Build system is `scikit-build-core` + CMake + Ninja + vcpkg. There is no `setup.py`.

```bash
git clone https://github.com/NevermindNilas/NeLux.git
cd NeLux

# Editable install — invokes scikit-build-core, which configures CMake + Ninja
# and runs vcpkg under the hood. Set NELUX_ENABLE_CUDA=ON to build NVDEC/NVENC.
NELUX_ENABLE_CUDA=ON pip install -e .

# Or build a wheel
NELUX_ENABLE_CUDA=ON pip wheel . -w dist/
```

On Windows the build needs MSVC 18 (or compatible), and FFmpeg headers/libs under `external/ffmpeg/` (see `tools/download_ffmpeg.ps1`).

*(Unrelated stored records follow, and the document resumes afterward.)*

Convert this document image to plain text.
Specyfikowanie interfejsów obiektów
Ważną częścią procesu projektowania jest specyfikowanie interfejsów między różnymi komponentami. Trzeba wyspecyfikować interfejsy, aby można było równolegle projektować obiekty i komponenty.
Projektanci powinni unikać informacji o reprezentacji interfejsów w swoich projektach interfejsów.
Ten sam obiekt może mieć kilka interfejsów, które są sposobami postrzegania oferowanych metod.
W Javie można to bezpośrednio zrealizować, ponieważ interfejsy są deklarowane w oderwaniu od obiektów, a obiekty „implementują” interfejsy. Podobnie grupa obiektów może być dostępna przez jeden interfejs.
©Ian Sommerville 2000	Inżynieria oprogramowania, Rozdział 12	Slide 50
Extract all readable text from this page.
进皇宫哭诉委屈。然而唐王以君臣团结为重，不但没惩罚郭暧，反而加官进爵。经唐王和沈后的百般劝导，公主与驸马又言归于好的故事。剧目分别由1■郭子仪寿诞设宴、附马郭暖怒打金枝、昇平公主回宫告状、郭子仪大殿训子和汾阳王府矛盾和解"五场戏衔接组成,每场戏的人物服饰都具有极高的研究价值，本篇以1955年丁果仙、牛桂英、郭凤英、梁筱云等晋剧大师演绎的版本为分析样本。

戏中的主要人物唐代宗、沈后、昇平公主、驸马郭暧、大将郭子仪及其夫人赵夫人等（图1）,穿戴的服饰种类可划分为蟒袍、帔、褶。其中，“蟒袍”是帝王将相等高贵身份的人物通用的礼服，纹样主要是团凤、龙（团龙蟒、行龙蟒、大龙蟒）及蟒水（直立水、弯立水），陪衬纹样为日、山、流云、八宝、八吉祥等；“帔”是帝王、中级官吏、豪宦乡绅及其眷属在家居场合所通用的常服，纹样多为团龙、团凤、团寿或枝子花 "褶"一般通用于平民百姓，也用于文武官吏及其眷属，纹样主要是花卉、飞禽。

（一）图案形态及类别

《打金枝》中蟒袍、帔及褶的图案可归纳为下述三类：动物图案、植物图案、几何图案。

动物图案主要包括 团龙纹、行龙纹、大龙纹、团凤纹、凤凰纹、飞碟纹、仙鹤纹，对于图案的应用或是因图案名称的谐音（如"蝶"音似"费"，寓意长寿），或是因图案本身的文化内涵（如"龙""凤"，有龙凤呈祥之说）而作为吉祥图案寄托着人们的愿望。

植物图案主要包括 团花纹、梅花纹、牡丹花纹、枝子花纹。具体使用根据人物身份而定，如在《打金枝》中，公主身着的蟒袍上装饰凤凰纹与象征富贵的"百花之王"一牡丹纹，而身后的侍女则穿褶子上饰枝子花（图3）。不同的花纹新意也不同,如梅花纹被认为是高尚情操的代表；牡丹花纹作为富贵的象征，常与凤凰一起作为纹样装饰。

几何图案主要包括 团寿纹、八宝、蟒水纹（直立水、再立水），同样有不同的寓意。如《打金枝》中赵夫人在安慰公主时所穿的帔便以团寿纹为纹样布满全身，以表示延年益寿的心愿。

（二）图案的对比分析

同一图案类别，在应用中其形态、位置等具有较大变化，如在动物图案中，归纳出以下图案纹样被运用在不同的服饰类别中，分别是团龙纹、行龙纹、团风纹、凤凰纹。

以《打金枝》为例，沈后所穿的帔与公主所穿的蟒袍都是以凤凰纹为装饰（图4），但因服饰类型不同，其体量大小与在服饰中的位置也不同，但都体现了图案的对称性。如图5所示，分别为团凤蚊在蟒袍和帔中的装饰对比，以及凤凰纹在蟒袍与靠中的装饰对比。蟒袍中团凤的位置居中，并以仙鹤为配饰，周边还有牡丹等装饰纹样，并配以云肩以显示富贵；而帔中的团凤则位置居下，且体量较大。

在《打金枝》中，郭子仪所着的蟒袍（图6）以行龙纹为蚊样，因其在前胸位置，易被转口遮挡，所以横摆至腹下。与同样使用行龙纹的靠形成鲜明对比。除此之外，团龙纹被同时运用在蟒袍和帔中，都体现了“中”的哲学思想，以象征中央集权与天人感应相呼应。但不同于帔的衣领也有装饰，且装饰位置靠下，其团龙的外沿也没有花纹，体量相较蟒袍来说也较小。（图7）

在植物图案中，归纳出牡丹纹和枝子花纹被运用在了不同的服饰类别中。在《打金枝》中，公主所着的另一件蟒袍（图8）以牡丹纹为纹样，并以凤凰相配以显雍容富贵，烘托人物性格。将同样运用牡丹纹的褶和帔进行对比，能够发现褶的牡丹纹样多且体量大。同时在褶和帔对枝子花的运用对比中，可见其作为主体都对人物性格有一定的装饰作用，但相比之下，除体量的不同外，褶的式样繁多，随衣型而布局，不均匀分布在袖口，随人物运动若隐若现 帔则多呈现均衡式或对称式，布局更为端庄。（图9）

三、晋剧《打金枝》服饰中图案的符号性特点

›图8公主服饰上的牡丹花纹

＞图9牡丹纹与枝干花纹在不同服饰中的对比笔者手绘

See [BUILD.md](docs/BUILD.md) for detailed build instructions.

---

## License

This project is licensed under the **GNU Affero General Public License v3.0 (AGPL-3.0)**. See the [LICENSE](LICENSE) file for details.

---

## Acknowledgments

- **[FFmpeg](https://ffmpeg.org/)**: The backbone of video processing in NeLux
- **[PyTorch](https://pytorch.org/)**: For tensor operations and CUDA integration
- **Contributors**: Thanks to everyone who has contributed to NeLux!